I’m spending the month in the New York area and films reviewed may or may not coincide with those opening in Metro Detroit.
The Danish film, Cold Case Hammerskjöld, by investigative journalist Mads Brügger, is a fascinating probe into the crash of a plane in Africa in 1961 carrying former UN Secretary General Dag Hammarskjöld, who died in it. No one had formally concluded a reason for the crash but Brügger goes a long way in piecing together a theory. This film is a serious documentary by any means yet has the patina of a satire with Brügger a kind of merry prankster at the helm of a farcical investigation.
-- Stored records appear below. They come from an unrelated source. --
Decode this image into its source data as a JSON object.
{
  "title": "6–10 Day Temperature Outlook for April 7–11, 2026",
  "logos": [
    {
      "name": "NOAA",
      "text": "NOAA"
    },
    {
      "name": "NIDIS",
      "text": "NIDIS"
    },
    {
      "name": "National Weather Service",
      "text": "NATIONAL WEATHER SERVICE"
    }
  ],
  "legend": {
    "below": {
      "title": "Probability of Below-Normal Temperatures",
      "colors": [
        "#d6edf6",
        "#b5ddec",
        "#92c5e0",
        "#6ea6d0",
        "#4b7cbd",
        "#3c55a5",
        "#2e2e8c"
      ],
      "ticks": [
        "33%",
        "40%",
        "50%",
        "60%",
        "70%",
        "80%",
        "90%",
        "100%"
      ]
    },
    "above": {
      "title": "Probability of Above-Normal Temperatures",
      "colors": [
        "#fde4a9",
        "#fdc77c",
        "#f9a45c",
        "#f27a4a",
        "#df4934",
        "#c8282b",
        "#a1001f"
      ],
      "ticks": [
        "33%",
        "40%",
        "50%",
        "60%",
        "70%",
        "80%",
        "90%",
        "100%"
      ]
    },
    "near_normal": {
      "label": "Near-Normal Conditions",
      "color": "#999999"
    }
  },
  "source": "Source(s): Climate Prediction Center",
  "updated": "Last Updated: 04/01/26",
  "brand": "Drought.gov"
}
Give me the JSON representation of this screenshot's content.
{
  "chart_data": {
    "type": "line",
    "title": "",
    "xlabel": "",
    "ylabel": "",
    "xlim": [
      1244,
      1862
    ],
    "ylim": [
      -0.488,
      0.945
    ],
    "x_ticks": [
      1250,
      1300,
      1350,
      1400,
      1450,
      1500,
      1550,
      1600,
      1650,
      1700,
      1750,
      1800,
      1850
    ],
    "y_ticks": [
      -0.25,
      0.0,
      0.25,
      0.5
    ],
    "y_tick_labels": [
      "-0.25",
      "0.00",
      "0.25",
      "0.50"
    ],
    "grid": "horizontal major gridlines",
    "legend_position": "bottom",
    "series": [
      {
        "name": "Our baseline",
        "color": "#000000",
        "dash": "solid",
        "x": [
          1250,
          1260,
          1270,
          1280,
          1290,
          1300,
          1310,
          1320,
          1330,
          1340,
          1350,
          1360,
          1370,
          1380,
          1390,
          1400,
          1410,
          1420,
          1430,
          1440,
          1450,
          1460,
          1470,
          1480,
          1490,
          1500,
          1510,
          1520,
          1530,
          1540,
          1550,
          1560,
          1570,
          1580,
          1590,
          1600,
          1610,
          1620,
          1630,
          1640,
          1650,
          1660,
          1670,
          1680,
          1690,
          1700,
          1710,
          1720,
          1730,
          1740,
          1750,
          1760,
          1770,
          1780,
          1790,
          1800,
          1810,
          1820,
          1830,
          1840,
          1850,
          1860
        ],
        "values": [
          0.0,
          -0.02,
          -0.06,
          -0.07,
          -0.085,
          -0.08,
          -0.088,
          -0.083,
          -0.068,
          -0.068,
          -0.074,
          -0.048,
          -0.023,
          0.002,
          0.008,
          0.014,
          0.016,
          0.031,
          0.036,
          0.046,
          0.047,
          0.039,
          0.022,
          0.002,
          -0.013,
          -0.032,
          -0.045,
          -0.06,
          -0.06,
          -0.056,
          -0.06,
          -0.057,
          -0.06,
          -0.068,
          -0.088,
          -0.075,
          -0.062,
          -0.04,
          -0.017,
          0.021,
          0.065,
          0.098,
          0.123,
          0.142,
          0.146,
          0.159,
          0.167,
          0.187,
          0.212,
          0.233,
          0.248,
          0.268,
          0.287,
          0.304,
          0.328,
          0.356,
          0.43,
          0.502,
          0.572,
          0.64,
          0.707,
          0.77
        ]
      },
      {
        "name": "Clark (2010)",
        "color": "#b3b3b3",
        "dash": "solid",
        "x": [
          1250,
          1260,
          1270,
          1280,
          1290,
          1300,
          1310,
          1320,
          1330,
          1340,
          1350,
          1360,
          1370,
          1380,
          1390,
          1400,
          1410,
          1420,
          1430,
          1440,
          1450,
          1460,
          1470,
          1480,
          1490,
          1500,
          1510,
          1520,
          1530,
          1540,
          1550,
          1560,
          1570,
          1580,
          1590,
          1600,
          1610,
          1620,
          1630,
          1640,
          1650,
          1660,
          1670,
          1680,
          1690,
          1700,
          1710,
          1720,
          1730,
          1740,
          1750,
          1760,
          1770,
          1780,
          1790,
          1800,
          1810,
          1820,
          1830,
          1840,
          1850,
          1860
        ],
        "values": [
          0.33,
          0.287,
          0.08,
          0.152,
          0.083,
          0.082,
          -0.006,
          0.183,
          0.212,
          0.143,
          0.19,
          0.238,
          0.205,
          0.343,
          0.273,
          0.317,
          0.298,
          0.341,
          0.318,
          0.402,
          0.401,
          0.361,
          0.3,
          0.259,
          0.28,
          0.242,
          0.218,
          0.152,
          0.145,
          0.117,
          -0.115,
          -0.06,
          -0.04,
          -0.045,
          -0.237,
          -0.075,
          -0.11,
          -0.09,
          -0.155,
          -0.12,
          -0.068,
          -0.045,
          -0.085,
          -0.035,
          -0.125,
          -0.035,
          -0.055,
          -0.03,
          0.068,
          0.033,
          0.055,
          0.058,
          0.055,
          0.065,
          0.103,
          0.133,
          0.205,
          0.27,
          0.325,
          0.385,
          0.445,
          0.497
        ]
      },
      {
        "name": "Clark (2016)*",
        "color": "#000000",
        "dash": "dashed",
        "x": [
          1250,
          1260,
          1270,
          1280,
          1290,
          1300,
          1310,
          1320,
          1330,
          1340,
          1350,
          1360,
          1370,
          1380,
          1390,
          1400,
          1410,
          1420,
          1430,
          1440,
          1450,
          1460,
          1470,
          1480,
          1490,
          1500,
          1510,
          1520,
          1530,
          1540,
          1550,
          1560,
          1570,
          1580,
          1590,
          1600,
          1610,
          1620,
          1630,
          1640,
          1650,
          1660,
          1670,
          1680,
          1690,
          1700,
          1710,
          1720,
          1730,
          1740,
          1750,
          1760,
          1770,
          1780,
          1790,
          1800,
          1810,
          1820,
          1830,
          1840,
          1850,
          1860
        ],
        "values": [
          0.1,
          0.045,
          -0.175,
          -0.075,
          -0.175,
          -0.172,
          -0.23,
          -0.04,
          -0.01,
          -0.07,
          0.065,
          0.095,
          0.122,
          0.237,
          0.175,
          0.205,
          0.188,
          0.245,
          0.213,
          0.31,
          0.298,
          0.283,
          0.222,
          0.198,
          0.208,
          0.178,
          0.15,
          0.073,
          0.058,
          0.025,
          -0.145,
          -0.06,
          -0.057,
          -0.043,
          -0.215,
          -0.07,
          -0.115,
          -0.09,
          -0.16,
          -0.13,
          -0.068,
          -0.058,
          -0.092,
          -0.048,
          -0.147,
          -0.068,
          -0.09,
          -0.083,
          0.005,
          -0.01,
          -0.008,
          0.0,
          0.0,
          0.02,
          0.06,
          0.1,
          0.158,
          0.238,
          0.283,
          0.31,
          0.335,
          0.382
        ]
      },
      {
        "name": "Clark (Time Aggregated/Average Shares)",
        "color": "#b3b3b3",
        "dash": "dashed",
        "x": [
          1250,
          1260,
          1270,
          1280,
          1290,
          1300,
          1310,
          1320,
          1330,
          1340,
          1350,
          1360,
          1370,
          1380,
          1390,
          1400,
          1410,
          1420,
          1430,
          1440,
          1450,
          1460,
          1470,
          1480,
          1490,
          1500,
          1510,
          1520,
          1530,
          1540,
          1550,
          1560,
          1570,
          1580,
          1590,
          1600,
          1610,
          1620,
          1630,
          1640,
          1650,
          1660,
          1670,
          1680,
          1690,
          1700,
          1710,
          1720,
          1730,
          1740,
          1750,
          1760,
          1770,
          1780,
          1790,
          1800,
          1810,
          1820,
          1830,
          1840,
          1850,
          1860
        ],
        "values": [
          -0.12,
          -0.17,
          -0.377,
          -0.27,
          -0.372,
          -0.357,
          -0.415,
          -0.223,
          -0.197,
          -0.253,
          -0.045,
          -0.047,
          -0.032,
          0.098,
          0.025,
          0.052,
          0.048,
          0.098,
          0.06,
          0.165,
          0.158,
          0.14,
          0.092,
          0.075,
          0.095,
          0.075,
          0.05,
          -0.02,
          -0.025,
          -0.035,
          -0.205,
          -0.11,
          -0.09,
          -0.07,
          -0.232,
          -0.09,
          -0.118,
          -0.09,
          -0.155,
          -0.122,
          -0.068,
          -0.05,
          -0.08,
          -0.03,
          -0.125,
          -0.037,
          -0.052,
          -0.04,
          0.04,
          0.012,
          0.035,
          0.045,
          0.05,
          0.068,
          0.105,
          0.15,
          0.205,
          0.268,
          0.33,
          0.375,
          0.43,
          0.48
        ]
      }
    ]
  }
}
He dresses all in white, just like the key person in his conspiracy theory that was allegedly behind the assassination. And he dons the white colonialist’s garb, including pith helmet, as he at one point absurdly uses a metal detector to find debris from the crashed aircraft buried in a field (authorities kick him off the site). As the movie progresses we follow the journalist in a real time sense, as he makes one discovery after another in his investigation, leading to a white supremacist who headed a mercenary operation linked to the South African Apartheid regime. We finally learn that many people had reasons to kill the mild-mannered Dag Hammarskjöld. While the film doesn’t offer conclusive proof of who did it, it comes very close and tells a very chilling story indeed.
Rowan Athale’s Strange But True, from the novel by John Searles, contains a bizarre plot that nevertheless keeps the viewer hooked almost to the end. Melissa (Margaret Qualley), a young woman, turns up pregnant at the suburban home of her one time and several years deceased high school sweetheart Ronnie (Connor Jessup). Ronnie’s brother Philip (Nick Robinson) welcomes her but mother Charlene (Amy Ryan) is appalled and sends her on her way. After all, Melissa claims she is carrying Ronnie’s child! How could this be? The plot becomes a whodunit. Charlene is driven near mad trying to medically understand how the pregnancy is possible – did Ronnie freeze his sperm, could this have even been a virgin birth? Several unlikely characters could also have impregnated Melissa. But while the film has you hooked, the end turns out to be prosaic and makes you wonder: “is this all?” or “so what!” Ryan, however, is particularly good as the embittered mom and, though I’m a big fan of Blythe Danner, she seemed weak and gives a going-through-the-motions performance as an older grandmotherly type.